The mineworkers’ only choice was to strike and the first work stoppage occurred from 10 November to 27 December, from which six union leaders were sacked. When the two sides finally did return to bargaining on 28 January 2012, union leaders were summoned to police offices in East Kutai district where they were surprised to see that the police commander representing the company in talks.

Two days earlier, KPC sent a letter that the status of the six union leaders would not be on the agenda. Miners began a work slowdown resulting in 264 workers getting the sack that, in turn, caused a second strike.

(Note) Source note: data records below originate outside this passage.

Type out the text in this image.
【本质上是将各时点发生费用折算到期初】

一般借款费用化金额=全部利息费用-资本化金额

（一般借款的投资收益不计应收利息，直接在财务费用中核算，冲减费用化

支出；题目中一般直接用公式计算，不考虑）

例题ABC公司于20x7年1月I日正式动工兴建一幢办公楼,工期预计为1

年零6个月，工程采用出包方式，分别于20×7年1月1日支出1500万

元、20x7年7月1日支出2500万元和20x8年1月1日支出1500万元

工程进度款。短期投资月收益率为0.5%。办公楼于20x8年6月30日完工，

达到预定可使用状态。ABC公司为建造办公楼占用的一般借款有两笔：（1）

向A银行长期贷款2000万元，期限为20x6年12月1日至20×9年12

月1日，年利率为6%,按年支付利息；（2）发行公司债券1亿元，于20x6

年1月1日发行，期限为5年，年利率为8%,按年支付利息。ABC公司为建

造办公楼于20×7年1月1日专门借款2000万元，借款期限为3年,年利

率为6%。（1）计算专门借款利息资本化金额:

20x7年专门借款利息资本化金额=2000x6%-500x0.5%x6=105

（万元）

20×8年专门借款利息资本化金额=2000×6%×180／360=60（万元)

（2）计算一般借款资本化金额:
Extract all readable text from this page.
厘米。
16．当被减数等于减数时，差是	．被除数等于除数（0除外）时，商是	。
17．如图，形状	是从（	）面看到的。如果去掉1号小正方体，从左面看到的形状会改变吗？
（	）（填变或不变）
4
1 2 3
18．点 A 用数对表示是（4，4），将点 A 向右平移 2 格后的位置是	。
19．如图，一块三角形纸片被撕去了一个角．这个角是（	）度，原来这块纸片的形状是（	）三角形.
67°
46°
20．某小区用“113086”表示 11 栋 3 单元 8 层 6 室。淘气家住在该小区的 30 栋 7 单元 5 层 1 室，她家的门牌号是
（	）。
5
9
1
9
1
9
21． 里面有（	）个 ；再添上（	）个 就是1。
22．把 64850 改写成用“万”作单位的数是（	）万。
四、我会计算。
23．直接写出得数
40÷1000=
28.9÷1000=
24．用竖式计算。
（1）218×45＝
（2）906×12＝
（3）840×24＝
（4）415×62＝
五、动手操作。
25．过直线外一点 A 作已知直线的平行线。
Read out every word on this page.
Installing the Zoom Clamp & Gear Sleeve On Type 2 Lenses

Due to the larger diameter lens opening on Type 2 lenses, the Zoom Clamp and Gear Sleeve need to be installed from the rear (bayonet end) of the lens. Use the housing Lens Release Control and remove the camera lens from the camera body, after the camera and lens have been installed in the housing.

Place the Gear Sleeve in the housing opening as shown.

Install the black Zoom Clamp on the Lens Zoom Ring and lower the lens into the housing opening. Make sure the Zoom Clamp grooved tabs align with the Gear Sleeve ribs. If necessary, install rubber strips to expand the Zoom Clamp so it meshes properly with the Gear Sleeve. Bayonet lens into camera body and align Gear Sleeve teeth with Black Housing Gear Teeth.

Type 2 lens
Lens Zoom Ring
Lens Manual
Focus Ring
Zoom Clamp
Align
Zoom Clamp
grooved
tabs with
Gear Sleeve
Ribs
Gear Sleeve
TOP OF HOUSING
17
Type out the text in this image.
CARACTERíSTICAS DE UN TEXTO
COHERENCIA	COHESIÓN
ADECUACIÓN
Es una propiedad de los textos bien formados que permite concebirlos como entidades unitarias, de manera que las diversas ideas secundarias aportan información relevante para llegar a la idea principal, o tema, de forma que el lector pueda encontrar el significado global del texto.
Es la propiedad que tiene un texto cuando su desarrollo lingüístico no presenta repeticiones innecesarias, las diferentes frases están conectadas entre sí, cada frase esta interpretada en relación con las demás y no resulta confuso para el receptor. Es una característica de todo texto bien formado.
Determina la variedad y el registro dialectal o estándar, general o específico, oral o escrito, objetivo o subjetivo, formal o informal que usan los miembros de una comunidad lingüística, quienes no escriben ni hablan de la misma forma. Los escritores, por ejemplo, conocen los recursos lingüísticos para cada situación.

When Sjaiful and other FSP-KEP leaders visited in mid-March, an agreement was sorted out between the police, a local parliamentarian, and the citizens’ group calling for the strike to cease, recall of the dismissed workers, and a return to negotiations.

But Thiesse and KPC rejected that. When strikers came to the company’s offices then on 24 March, they were met by police and the mobile brigade wielding batons and other instruments of force.

The ICEM condemns Thiess, part of Australian Leighton Holdings Ltd. (LEI), whose ultimate parent is the German global construction giant Hochtief AG, for utilising police and military intervention to avert legitimate collective negotiations. It also holds Bumi Resources accountable for this contemptible display of anti-social conduct in its home country.